「コーヒー」と生きる〜そして、一杯の向こう側〜第21話

コーヒーは体を表す

 

「書は体を表す」という言葉があります。書いた文字には、その人の性格や生き方がにじみ出るという意味ですね。

 

長くコーヒーに関わってきて、私はそれと同じことを感じるようになりました。
焙煎にも抽出にも、その人の“体”が表れる、と。

 

どんな豆を選ぶのか。
どこまで火を入れるのか。
どんな味を「良い」と感じるのか。
そのすべてに、その人の考え方や価値観がにじんでいます。

 

若い頃の私は、技術ばかりを追いかけていました。
焙煎の理論、抽出の方法、世界のコーヒートレンド。

 

もちろん、どれも大切なことです。

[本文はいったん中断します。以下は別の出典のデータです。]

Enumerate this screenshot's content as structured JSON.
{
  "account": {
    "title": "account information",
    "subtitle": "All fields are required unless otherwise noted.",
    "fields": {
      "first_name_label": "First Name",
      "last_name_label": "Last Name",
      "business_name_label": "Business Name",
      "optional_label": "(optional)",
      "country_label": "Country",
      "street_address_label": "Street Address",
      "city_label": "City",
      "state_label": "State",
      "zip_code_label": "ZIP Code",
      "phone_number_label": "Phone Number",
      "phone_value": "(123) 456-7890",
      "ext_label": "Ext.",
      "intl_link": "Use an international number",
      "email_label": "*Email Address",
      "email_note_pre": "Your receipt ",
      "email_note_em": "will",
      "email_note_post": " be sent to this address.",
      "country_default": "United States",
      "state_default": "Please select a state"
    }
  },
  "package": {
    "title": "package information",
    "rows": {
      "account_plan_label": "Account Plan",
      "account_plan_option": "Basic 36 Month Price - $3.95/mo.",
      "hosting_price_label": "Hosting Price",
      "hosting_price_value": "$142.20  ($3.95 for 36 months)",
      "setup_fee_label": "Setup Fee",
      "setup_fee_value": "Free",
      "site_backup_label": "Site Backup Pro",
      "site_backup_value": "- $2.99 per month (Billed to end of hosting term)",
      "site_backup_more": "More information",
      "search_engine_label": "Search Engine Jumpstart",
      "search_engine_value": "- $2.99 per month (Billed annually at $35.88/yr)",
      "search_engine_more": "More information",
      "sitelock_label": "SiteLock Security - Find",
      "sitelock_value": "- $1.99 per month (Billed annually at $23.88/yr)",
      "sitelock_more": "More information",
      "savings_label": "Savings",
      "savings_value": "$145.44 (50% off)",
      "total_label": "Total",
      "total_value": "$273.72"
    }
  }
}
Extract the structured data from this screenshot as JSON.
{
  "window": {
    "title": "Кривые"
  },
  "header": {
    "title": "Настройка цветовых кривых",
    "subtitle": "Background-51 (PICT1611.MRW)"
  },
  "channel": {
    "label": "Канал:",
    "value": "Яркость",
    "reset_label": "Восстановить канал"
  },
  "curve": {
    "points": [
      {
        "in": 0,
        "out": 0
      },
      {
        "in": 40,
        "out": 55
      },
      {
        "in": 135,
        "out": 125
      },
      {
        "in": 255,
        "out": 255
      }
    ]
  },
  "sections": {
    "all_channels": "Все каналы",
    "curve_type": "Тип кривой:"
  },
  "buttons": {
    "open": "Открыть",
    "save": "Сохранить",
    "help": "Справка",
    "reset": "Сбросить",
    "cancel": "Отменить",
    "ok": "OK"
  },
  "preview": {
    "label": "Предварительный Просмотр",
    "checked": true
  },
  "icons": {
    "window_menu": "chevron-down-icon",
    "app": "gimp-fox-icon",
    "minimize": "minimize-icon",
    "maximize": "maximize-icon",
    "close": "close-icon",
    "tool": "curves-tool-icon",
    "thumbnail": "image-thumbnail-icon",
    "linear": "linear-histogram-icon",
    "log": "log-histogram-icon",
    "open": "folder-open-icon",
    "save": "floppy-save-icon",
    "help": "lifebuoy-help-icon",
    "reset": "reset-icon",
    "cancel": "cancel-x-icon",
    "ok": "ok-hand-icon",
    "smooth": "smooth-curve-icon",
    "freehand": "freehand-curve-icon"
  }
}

けれど長く続けていくうちに、だんだん気づいてきます。
技術だけでは、コーヒーは完成しない、と。

 

同じ豆を使っても、同じ焙煎機を使っても、同じレシピで淹れても、人が変われば、味が変わる。
それは不思議なことではありません。

 

コーヒーは農作物です。自然の恵みを受け取る仕事です。
だからこそ、どんな姿勢で向き合うかが、最後の一杯に表れるのだと思います。

 

焙煎をしていると、うまくいかない日もあります。

 

焦っているとき。
気持ちが乱れているとき。
どこかで無理をしているとき。

 

そういうときのコーヒーは、やはりどこか落ち着かない味になります。

 

逆に、心が整っているときは、不思議と味も穏やかになる。
もちろん、これは科学ではありません。証明できるものでもありません。
けれど長く焙煎を続けていると、そんな瞬間に何度も出会います。

 

だから最近は、コーヒーを作る前に、自分の状態を整えることを大切にしています。

 

いいコーヒーを作ろうとするより、まず自分を整える。
その方が、結果としていいコーヒーになることが多いからです。

 

コーヒーは、人の体を表す。

 

だから私は、一杯のコーヒーを通して、その人の生き方を感じることがあります。

 

そして願うのです。
自分のコーヒーにも、少しでも穏やかなものが、にじみ出ていたらいいなと。